The report also suggests, assuming the US Federal Reserve gradually tapers its monetary stimulus, that the US dollar will be in a stronger position relative to currencies that are bound to looser monetary policies. Examples of currencies likely to become weaker relative to the US dollar are the euro, yen and Swiss franc.
Solita Marcelli, chief investment officer Americas for UBS Global Wealth Management, said:
“Inflation should start to fall in second quarter, our base case is for inflation to normalise but there is uncertainty. Market sentiment could overreact to incoming data, but from our perspective, the Fed would prefer a loser policy based on incoming signals. We don’t anticipate Fed hiking rates until 2023.”
Looking at bond markets, UBS notes that Asia high yield offers attractive yields. The report also confirms it has a preference for sustainable global investments for private clients.
UBS believes investors will experience a world experiencing more technological disruption, ageing populations, monetary and fiscal coordination, and de-globalisation in the decade ahead.
There are also likely to be more political calls to redistribute wealth and action on the environment.
Our experience of the pandemic has accelerated progress for many of these themes, but also created a great deal of uncertainty along with compelling long-term investment opportunities.
Haefele said: “Over the longer-term, we see opportunities in disruptive technologies, the net-zero carbon transition, and in the power of alternatives to unlock return and manage volatility.”
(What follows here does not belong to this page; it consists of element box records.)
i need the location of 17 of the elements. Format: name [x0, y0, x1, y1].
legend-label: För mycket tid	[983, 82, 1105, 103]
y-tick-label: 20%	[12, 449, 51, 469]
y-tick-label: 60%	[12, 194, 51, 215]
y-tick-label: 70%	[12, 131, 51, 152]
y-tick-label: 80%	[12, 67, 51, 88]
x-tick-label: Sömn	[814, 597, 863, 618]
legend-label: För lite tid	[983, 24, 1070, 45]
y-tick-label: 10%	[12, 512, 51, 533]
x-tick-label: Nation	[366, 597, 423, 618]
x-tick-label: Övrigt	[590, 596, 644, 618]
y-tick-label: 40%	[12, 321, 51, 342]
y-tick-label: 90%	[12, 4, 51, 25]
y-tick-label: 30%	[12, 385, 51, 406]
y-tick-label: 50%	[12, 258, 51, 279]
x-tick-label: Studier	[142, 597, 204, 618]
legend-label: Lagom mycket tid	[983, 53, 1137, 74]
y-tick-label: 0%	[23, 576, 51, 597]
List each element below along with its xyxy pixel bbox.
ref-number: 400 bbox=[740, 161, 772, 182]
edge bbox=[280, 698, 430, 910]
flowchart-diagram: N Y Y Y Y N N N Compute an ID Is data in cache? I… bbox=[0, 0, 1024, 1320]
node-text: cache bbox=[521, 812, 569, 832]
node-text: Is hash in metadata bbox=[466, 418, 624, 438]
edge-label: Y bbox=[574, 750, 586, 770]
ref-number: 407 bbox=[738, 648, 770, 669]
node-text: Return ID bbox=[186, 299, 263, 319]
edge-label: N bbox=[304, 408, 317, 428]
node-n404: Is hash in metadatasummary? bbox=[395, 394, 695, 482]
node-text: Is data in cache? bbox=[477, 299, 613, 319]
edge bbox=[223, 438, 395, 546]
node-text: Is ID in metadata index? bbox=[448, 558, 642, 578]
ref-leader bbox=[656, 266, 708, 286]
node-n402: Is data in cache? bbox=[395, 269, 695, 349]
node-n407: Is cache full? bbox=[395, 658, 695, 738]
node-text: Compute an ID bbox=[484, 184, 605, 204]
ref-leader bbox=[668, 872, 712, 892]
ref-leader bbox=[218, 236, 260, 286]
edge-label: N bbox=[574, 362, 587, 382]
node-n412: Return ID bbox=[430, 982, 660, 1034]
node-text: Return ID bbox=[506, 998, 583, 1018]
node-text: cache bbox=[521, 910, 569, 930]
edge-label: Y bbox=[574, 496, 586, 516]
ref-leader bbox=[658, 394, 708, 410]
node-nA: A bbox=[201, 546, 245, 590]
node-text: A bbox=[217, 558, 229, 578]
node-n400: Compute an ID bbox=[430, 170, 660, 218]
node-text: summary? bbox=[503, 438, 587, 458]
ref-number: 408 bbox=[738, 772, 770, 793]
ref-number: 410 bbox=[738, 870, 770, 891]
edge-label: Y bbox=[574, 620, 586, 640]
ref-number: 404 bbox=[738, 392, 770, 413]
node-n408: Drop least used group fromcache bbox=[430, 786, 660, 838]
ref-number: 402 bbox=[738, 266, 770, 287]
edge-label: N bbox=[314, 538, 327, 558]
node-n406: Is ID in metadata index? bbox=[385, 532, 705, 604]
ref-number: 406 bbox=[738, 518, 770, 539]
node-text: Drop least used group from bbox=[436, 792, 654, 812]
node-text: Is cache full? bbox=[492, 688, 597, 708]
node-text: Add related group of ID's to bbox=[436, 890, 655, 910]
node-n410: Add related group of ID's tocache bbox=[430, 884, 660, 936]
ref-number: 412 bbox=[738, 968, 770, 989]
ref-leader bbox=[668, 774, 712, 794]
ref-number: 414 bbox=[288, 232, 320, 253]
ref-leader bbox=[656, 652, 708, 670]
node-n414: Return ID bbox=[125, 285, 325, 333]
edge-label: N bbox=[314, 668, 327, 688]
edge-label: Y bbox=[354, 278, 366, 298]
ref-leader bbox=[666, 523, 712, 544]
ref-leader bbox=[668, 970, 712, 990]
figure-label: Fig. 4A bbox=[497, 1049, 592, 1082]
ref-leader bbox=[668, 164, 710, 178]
According to UBS, total revenues from “ABC technologies” (artificial intelligence, big data, and cybersecurity) are forecast to grow from $384 billion in 2020 to $620 billion in 2025.
Investors will need to look beyond the largest tech companies and instead focus on mid-cap companies to capture growth from these themes, investing in what could become “the next big thing” in the space.
Marcelli said: “The net-zero carbon transition looks set to prove to be one of the most consequential investment trends of the coming decade. Attaining net-zero is expected to require global investment in renewables of $50tn for each decade until 2050, with 50% of emission reductions needing to come from underdeveloped technologies. This creates opportunity across greentech, clean air and carbon reduction solutions, and carbon trading strategies.”